Disserte sobre o diferencial de alíquotas do ICMS, definindo-o e indicando o titular da competência para cobrá-lo e sua finalidade. Analise a constitucionalidade da sua exigência quanto às empresas incluídas no Simples Nacional, expondo os principais argumentos suscitados pelo contribuinte.
Disserte sobre o acesso do fisco a informações bancárias dos contribuintes, abordando as seguintes questões: 1 – fundamento legal – aplicabilidade na esfera estadual; 2 – reserva de jurisdição; 3 – orientação do STF quanto a sua constitucionalidade.

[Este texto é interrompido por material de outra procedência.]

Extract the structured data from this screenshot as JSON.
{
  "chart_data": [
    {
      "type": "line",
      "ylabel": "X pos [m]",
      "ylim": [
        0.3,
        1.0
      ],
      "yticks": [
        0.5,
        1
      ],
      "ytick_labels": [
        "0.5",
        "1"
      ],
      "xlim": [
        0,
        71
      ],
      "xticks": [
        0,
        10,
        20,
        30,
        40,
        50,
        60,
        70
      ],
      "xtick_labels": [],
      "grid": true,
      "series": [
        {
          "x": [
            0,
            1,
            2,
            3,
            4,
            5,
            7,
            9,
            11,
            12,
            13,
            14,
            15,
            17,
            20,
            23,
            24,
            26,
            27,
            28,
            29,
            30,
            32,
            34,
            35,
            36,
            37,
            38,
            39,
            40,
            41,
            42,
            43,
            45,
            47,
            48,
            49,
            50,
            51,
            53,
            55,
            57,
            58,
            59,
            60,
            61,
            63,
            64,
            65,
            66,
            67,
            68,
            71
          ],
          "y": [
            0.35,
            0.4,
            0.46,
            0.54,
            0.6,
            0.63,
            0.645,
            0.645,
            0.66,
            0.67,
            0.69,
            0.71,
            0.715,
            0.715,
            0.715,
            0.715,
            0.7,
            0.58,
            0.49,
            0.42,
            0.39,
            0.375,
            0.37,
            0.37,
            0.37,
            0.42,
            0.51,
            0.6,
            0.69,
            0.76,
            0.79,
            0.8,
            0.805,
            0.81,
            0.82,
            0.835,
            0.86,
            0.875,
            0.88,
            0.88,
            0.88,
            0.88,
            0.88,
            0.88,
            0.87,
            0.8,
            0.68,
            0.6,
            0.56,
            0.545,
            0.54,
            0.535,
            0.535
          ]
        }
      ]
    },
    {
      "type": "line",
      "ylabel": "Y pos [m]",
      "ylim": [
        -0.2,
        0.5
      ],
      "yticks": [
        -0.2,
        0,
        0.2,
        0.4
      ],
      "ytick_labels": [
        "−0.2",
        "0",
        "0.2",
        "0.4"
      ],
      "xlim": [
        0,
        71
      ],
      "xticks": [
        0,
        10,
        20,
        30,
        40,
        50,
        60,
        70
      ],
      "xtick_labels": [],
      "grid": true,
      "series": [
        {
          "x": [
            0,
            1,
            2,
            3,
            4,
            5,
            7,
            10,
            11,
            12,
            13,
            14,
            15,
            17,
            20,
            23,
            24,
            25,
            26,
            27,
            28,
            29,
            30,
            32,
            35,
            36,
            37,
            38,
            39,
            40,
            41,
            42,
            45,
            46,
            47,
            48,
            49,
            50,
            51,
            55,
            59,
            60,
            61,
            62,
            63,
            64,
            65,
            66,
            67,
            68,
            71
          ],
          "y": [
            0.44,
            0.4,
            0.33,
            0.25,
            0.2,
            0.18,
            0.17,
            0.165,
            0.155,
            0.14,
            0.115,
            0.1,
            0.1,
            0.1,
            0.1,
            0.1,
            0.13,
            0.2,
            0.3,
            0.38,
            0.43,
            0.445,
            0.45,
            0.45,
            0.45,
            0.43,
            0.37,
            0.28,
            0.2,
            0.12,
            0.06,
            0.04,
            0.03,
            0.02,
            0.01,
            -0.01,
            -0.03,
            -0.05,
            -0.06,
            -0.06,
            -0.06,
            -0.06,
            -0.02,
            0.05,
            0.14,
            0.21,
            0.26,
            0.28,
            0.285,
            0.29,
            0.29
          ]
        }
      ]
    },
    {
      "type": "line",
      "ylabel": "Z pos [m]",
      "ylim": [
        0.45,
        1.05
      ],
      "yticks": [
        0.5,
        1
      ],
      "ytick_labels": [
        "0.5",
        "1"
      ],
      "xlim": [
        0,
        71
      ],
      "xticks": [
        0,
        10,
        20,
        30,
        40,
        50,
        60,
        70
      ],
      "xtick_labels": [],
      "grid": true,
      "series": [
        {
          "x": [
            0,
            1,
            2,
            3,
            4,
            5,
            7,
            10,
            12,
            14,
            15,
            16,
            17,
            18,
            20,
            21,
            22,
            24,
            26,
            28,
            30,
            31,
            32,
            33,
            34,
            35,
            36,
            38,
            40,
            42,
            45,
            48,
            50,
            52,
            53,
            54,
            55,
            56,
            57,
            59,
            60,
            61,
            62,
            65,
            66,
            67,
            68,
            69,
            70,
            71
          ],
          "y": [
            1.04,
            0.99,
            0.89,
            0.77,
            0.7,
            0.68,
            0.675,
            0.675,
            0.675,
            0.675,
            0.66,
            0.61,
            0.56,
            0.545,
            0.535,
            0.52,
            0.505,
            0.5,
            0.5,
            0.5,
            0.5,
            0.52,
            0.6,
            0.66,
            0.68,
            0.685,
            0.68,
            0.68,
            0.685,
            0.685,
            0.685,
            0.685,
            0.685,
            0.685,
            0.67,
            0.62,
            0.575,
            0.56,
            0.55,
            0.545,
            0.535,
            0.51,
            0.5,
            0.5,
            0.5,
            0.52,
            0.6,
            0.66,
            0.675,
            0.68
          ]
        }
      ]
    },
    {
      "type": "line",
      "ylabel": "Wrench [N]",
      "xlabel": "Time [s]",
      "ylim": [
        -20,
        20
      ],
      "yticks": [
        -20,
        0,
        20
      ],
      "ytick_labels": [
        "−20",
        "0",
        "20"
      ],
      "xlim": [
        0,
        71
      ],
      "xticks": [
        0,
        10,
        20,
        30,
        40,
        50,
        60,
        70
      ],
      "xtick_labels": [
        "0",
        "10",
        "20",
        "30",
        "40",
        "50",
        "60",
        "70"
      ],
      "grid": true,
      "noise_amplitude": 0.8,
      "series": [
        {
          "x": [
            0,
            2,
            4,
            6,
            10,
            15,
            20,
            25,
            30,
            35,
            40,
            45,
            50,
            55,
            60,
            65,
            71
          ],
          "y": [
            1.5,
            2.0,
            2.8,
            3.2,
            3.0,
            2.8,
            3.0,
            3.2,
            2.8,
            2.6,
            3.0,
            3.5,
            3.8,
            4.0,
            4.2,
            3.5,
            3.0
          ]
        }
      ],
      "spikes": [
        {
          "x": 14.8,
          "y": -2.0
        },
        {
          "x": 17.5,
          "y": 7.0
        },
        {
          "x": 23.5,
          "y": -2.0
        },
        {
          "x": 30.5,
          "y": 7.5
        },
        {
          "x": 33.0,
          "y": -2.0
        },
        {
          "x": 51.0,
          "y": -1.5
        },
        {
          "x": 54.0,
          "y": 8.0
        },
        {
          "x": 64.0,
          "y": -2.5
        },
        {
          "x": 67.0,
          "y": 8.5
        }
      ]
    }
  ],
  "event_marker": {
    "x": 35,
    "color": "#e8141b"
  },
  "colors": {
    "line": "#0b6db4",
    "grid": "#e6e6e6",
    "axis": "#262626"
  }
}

Disserte sobre a norma consagrada pelo art. 116, § único, do CTN, abordando as seguintes questões: 1 – enquadramento doutrinário; 2 - hipóteses de aplicação; 3 – procedimentos a serem seguidos pelas autoridades administrativas; 4 – alternativas jurídico, no nosso ordenamento vigente, para o combate ao planejamento tributário agressivo.

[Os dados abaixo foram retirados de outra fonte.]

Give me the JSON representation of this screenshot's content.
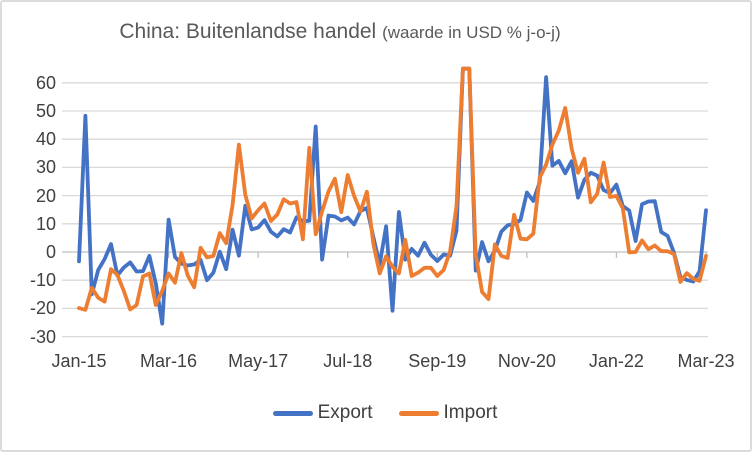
{
  "window": {
    "background": "#ffffff",
    "border_color": "#dcdcdc"
  },
  "chart_data": {
    "type": "line",
    "title": "China: Buitenlandse handel",
    "title_suffix": "(waarde in USD % j-o-j)",
    "frequency": "monthly",
    "x_start": "Jan-2015",
    "x_end": "Mar-2023",
    "x_tick_labels": [
      "Jan-15",
      "Mar-16",
      "May-17",
      "Jul-18",
      "Sep-19",
      "Nov-20",
      "Jan-22",
      "Mar-23"
    ],
    "x_tick_month_indices": [
      0,
      14,
      28,
      42,
      56,
      70,
      84,
      98
    ],
    "y_ticks": [
      60,
      50,
      40,
      30,
      20,
      10,
      0,
      -10,
      -20,
      -30
    ],
    "ylim": [
      -30,
      60
    ],
    "values_above_ymax_clipped": true,
    "grid": "horizontal",
    "gridline_color": "#d9d9d9",
    "axis_line_color": "#bfbfbf",
    "legend_position": "bottom",
    "series": [
      {
        "name": "Export",
        "color": "#4472C4",
        "values": [
          -3.3,
          48.3,
          -15,
          -6.4,
          -2.5,
          2.8,
          -8.3,
          -5.5,
          -3.7,
          -6.9,
          -6.8,
          -1.4,
          -11.2,
          -25.4,
          11.5,
          -1.8,
          -4.1,
          -4.8,
          -4.4,
          -2.8,
          -10,
          -7.3,
          0.1,
          -6.1,
          7.9,
          -1.3,
          16.4,
          8,
          8.7,
          11.3,
          7.2,
          5.5,
          8.1,
          6.9,
          12.3,
          10.9,
          11.1,
          44.5,
          -2.7,
          12.9,
          12.6,
          11.2,
          12.2,
          9.8,
          14.5,
          15.6,
          5.4,
          -4.4,
          9.1,
          -20.8,
          14.2,
          -2.7,
          1.1,
          -1.3,
          3.3,
          -1,
          -3.2,
          -0.9,
          -1.3,
          7.6,
          75,
          75,
          -6.6,
          3.5,
          -3.3,
          0.5,
          7.2,
          9.5,
          9.9,
          11.4,
          21.1,
          18.1,
          24.8,
          62,
          30.6,
          32.3,
          27.9,
          32.2,
          19.3,
          25.6,
          28.1,
          27.1,
          22,
          20.9,
          23.9,
          16.3,
          14.7,
          3.9,
          16.9,
          17.9,
          18,
          7.1,
          5.7,
          -0.3,
          -8.9,
          -9.9,
          -10.5,
          -6.8,
          14.8
        ]
      },
      {
        "name": "Import",
        "color": "#ED7D31",
        "values": [
          -19.9,
          -20.5,
          -12.7,
          -16.2,
          -17.6,
          -6.1,
          -8.1,
          -13.8,
          -20.4,
          -18.8,
          -8.7,
          -7.6,
          -18.8,
          -13.8,
          -7.6,
          -10.9,
          -0.4,
          -8.4,
          -12.5,
          1.5,
          -1.9,
          -1.4,
          6.7,
          3.1,
          16.7,
          38.1,
          20.3,
          11.9,
          14.8,
          17.2,
          11,
          13.3,
          18.7,
          17.2,
          17.7,
          4.5,
          36.9,
          6.3,
          14.4,
          21.5,
          26,
          14.1,
          27.3,
          19.9,
          14.3,
          21.4,
          3,
          -7.6,
          -1.5,
          -5.2,
          -7.6,
          4.3,
          -8.5,
          -7.3,
          -5.6,
          -5.6,
          -8.5,
          -6.4,
          0.3,
          16.2,
          75,
          75,
          -0.9,
          -14.2,
          -16.7,
          2.7,
          -1.4,
          -2.1,
          13.2,
          4.7,
          4.5,
          6.5,
          26.4,
          31,
          38.1,
          43.1,
          51.1,
          36.7,
          28.1,
          33.1,
          17.6,
          20.6,
          31.7,
          19.5,
          19.9,
          15.5,
          -0.1,
          0,
          4.1,
          1,
          2.3,
          0.3,
          0.3,
          -0.7,
          -10.6,
          -7.5,
          -9.5,
          -10.2,
          -1.4
        ]
      }
    ]
  }
}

Considere a seguinte frase: “a repercussão geral no recurso extraordinário é um conceito jurídico indeterminado e não uma cláusula geral”. Qual o significado dessa afirmação? Quem examina a presença ou não da repercussão geral no recurso extraordinário?

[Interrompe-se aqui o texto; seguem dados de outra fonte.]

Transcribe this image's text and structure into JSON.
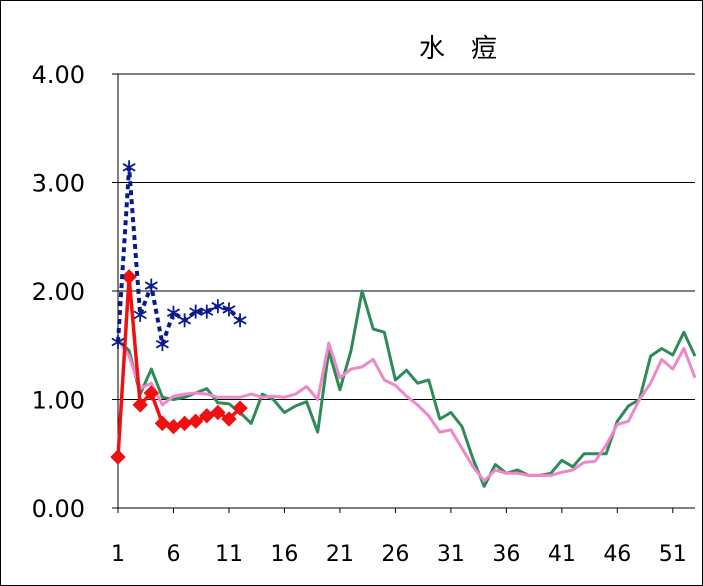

RECURSOS CÍVEIS. COMPRA E VENDA DE IMÓVEIS. RESOLUÇÃO DE CONTRATO. INEXECUÇÃO DA OBRIGAÇÃO PELO VENDEDOR. EMPREENDIMENTO NÃO INICIADO. PRELIMINARES DE CERCEAMENTO DE DEFESA E CARÊNCIA DE AÇÃO. REJEITADAS. CONFIGURADA A INOVAÇÃO RECURSAL DA AUTORA. APELO NÃO CONHECIDO. POSSIBILIDADE DE RESOLUÇÃO DE CONTRATO ANTE A INEXECUÇÃO CONTRATUAL DA VENDEDORA. JURISPRUDÊNCIA DESTE COLEGIADO E DESTA E. CORTE. CERCEAMENTO DE DEFESA. Não configurado. A controvérsia dos autos gira em torno da inexecução do contrato particular de compra e venda, fato admitido pela incorporadora. No caso, o feito comporta julgamento nos termos do art. 330, I, do CPC, sendo totalmente desnecessário aprazamento de audiência para oitiva da parte autora a cerca da possibilidade de continuar o ajuste. CARÊNCIA DE AÇÃO. A ausência de notificação da devedora não impede o ajuizamento da ação resolutória, uma vez que o inadimplemento da obrigação constitui em mora o devedor. Inteligência do art. 397 do CC. INOVAÇÃO RECURSAL. É cediço que não se pode inovar no juízo de apelação, sendo defeso às partes modificar a causa de pedir e/ou pedido. Apelo do autor não conhecido. RESOLUÇÃO DE CONTRATO POR INEXECUÇÃO DA VENDEDORA. Atraso significativo no início da construção constitui motivo suficiente para antever o descumprimento do prazo contratual de entrega da obra, ou até mesmo da suspeita de sua inexecução, o que autoriza a pretensão da compradora de buscar o desfazimento do compromisso não honrado pela construtora-vendedora, ora demandada. RECURSO ADESIVO NÃO CONHECIDO E APELO DESPROVIDO. (TJ-RS - AC: 70057636730 RS, Relator: Glênio José Wasserstein Hekman, Data de Julgamento: 12/01/2015, Vigésima Câmara Cível, Data de Publicação: 27/01/2015)
Explique a hipótese da resolução contratual discutida na ementa descrita. Como se justificaria tal possibilidade no ordenamento jurídico brasileiro?